Secondary Aerosolization of Viable Bacillus anthracis Spores in a Contaminated US Senate Office
- Christopher P. Weis, PhD;
- Anthony J. Intrepido, MS, CIH;
- Aubrey K. Miller, MD, MPH;
- Patricia G. Cowin, MS, CIH;
- Mark A. Durno, BS;
- Joan S. Gebhardt, PhD;
- Robert Bull, PhD
- Author Affiliations: US Environmental Protection Agency National Enforcement Investigations Center, Denver Federal Center, Denver, Colo (Dr Weis); US Army Center for Health Promotion and Preventive Medicine, Aberdeen Proving Ground, Md (Mr Intrepido and Ms Cowin); US Public Health Service, Denver, Colo (Dr Miller); US Environmental Protection Agency Region 5, Cleveland Office, Westlake, Ohio (Mr Durno); and Naval Medical Research Center, Biological Defense Directorate, Silver Spring, Md (Drs Gebhardt and Bull).
Abstract
Context Bioterrorist attacks involving letters and mail-handling systems in Washington, DC, resulted in Bacillus anthracis (anthrax) spore contamination in the Hart Senate Office Building and other facilities in the US Capitol's vicinity.
Objective To provide information about the nature and extent of indoor secondary aerosolization of B anthracis spores.
Design Stationary and personal air samples, surface dust, and swab samples were collected under semiquiescent (minimal activities) and then simulated active office conditions to estimate secondary aerosolization of B anthracis spores. Nominal size characteristics, airborne concentrations, and surface contamination of B anthracis particles (colony-forming units) were evaluated.

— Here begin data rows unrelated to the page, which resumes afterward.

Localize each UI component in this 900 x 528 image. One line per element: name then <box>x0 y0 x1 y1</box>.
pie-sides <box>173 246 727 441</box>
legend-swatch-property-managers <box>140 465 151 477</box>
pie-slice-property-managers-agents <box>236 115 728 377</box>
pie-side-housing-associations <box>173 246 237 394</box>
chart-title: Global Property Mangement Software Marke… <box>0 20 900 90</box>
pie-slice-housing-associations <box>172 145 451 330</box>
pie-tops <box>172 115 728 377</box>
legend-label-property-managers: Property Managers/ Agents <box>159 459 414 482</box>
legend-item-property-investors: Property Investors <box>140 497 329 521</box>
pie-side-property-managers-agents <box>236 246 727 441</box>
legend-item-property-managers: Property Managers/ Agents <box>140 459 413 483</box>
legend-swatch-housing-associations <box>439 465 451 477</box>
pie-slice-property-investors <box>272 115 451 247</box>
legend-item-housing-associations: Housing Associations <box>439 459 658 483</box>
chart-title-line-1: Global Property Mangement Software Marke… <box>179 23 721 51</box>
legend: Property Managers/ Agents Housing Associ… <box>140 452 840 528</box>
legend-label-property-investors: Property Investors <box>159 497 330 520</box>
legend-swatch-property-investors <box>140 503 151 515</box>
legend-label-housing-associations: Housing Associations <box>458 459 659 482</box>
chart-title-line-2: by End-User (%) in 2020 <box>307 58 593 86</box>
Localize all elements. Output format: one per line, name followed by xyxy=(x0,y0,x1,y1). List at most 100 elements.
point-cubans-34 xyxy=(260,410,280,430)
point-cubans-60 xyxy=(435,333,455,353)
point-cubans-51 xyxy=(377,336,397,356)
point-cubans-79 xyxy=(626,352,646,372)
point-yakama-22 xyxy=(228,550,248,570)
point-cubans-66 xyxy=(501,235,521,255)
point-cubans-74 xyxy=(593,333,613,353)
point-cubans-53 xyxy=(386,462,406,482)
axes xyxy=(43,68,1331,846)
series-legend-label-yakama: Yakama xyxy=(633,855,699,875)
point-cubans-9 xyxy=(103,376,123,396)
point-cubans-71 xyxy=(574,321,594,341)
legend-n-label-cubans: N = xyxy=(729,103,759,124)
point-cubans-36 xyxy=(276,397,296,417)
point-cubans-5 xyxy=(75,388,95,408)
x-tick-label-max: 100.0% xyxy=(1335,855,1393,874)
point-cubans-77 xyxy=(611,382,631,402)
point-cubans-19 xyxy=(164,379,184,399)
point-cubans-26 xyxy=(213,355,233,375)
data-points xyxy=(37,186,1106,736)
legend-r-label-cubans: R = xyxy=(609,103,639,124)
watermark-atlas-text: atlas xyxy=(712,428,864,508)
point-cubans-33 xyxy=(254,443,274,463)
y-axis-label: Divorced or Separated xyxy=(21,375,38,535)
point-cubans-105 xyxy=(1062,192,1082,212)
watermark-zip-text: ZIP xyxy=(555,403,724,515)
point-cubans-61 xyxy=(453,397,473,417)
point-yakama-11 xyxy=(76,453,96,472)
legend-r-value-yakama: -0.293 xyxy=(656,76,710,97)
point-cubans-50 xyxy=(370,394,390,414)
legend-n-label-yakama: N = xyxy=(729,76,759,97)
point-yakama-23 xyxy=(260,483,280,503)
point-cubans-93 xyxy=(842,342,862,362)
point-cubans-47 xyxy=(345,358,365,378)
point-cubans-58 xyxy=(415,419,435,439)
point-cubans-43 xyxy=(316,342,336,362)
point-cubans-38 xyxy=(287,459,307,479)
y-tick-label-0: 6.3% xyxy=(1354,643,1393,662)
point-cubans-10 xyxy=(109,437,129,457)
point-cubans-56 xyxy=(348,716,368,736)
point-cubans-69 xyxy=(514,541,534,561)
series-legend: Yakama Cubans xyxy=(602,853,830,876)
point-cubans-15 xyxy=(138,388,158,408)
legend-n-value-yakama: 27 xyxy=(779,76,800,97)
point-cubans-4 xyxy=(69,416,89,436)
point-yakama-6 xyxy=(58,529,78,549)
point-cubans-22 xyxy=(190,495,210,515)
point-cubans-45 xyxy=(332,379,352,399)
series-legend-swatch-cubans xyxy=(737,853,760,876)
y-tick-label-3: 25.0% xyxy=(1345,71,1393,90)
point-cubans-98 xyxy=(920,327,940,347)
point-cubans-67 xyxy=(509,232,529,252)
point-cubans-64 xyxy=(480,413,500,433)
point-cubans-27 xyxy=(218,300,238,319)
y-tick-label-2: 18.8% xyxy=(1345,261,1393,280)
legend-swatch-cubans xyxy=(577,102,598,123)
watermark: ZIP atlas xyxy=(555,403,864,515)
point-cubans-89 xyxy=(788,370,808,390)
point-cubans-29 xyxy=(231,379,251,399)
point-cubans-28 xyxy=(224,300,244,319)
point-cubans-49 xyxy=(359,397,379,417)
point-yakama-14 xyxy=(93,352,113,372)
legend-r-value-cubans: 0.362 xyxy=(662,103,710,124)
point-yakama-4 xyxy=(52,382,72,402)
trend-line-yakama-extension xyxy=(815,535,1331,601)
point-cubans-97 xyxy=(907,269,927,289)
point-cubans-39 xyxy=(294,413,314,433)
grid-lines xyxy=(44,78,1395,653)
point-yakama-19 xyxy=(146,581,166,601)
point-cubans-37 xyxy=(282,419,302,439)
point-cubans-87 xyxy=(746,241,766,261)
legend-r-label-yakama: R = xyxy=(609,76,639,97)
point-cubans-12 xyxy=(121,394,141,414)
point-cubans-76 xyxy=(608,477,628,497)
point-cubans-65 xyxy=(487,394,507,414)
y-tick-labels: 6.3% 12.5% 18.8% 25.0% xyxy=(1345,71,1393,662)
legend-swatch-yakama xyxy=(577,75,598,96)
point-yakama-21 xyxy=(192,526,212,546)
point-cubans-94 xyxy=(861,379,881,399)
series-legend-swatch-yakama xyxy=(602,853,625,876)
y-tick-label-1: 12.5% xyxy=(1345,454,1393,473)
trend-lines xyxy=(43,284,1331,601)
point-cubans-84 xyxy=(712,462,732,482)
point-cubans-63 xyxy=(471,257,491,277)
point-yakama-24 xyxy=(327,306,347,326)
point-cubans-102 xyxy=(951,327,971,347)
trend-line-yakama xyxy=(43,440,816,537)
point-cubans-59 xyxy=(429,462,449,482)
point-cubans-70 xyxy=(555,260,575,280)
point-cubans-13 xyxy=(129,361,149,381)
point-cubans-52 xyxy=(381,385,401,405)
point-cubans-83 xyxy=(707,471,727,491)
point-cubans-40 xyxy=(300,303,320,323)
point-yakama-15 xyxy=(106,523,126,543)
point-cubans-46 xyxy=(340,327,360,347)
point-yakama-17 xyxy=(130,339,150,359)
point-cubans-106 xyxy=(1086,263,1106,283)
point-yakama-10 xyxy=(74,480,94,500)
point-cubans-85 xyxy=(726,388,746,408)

Results Viable B anthracis spores reaerosolized under semiquiescent conditions, with a marked increase in reaerosolization during simulated active office conditions. Increases were observed for B anthracis collected on open sheep blood agar plates (P<.001) and personal air monitors (P = .01) during active office conditions. More than 80% of the B anthracis particles collected on stationary monitors were within an alveolar respirable size range of 0.95 to 3.5 µm.
Conclusions Bacillus anthracis spores used in a recent terrorist incident reaerosolized under common office activities. These findings have important implications for appropriate respiratory protection, remediation, and reoccupancy of contaminated office environments.